Lightning Podiums: Value and Outcomes in Spinal Surgery - Room 801B
Presented by: J.-Y. Seo
J.-Y. Seo(1), K.-Y. Ha(2), Y.-H. Kim(2), S.-I. Kim(2)
(1) Jeju National University Hospital, Department of Orthopaedic Surgery, Jeju, Korea, Republic of
(2) Seoul St. Mary's Hospital, Orthopaedic Surgery, Seoul, Korea, Republic of
Purpose: Osteoporotic vertebral fractures (OVFs) associated with neurological compromise have become increasingly common. We investigated the clinical and radiological characteristics of these complicated OVFs.
Methods: Between January 2008 and December 2014, patients who developed myelopathy during treatment for osteoporotic thoracolumbar vertebral fractures were investigated. Twenty-five patients (M:F ratio = 7:18) with a mean age of 73.9 ± 7.1 years were enrolled. Patients were grouped, according to the surgical approach, into an anterior decompression group and a posterior decompression group. The height loss and kyphotic angle of the affected vertebral body were measured on consecutive radiographs. Clinical outcomes were assessed using a visual analog scale and the Oswestry disability index.
Results: The mean interval from the initial diagnosis of OVF to decompressive surgery was 9.9 ± 10.0 weeks. Delayed myelopathy developing after OVF usually occurred at the thoracolumbar junction. Preoperative radiographic studies identified intravertebral clefts in 14 of the 25 patients (56%). Six patients (24%) underwent cement augmentation prior to the development of neurological impairment; of these, five developed non-union accompanied by peri-cement osteolysis. Two patients (8%) experienced ossification of the yellow ligament around the fractured vertebra. Even after reconstructive surgery, some loss of correction (in terms of vertebral height and kyphosis) was inevitable. However, improvements in terms of clinical outcomes were possible in most patients.

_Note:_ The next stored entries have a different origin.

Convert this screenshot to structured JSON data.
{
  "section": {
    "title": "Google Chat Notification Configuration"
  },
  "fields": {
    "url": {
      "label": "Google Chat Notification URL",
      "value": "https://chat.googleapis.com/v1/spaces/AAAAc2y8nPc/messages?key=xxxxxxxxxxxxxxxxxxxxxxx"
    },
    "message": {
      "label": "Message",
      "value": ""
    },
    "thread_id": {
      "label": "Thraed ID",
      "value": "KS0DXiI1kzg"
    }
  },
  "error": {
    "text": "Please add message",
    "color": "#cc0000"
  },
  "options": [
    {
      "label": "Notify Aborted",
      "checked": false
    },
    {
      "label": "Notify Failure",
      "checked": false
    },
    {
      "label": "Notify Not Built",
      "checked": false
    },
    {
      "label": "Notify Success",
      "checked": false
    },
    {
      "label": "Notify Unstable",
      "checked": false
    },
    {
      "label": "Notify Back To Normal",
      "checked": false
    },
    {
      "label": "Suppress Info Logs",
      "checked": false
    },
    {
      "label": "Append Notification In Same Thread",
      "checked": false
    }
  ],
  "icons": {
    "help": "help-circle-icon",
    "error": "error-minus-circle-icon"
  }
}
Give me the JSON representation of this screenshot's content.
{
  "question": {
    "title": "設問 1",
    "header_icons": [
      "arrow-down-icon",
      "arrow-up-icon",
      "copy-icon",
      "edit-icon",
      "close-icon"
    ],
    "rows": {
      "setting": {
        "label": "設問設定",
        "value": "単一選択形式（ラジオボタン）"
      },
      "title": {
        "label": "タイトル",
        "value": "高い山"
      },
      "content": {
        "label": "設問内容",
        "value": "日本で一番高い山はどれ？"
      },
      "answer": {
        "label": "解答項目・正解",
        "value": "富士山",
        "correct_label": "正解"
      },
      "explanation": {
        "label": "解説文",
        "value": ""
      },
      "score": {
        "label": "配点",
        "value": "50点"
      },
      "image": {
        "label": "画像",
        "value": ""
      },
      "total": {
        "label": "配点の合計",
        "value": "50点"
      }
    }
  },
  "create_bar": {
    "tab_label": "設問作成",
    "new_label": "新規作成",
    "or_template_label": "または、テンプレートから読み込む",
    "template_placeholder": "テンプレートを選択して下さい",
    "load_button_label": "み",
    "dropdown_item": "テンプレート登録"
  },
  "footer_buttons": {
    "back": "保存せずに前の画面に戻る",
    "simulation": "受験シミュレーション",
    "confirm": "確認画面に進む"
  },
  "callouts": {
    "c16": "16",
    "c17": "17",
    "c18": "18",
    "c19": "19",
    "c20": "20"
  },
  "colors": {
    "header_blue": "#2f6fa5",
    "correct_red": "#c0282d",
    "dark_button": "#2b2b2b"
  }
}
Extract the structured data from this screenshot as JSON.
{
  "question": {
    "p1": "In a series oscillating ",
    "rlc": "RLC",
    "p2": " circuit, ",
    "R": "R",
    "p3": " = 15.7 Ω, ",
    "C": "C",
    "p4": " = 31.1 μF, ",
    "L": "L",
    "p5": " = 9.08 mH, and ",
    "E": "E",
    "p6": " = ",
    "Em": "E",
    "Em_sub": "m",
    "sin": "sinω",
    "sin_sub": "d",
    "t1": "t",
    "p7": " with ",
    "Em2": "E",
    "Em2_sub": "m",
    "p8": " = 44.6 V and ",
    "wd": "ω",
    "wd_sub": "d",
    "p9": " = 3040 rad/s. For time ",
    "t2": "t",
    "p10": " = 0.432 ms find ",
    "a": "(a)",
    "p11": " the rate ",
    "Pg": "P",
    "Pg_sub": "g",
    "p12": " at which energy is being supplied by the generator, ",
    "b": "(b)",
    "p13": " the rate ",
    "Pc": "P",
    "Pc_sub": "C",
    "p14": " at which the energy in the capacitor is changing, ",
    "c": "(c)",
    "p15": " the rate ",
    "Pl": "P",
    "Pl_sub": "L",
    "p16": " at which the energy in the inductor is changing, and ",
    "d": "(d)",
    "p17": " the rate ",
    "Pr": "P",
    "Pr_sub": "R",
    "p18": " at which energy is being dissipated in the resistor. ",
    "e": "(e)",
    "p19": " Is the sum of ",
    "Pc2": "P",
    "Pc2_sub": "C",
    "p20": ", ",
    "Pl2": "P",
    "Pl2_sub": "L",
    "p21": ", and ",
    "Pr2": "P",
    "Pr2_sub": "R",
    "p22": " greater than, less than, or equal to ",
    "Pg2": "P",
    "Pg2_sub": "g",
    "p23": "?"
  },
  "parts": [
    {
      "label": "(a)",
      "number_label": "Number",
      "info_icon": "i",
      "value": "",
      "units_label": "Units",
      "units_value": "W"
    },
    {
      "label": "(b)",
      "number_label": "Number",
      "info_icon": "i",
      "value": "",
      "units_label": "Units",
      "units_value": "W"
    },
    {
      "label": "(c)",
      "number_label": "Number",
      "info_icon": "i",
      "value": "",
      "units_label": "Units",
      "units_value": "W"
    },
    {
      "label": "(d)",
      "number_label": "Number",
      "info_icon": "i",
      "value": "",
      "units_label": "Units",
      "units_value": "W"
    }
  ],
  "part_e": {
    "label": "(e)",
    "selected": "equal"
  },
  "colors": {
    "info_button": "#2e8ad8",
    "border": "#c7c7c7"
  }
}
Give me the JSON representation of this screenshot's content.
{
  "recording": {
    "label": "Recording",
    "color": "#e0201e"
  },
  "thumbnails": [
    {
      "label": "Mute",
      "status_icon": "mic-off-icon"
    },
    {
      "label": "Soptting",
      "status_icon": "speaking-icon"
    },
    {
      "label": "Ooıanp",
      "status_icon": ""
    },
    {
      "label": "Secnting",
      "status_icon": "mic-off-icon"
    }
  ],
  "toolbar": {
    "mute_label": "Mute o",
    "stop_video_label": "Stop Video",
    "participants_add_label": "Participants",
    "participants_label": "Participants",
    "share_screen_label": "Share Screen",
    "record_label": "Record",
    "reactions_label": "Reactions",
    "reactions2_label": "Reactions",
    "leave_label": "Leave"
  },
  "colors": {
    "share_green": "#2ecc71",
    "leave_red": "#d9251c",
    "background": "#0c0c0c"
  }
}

Conclusions: OVF with a delayed neurological deficit developed after non-union upon the appearance of an intravertebral cleft associated with fracture instability, upon progression of kyphosis, and on failure of cement augmentation. If a fracture develops at the thoracolumbar junction in an elderly patient, any pre-existing stenotic lesion should first be identified. Furthermore, any intravertebral cleft, accompanied by instability on follow-up radiographic examination, should be identified. Preventative reconstructive surgery is recommended for such patients. Appropriate reconstructive surgery (thus considering both age and bone quality) can be helpful to avoid debilitating complications.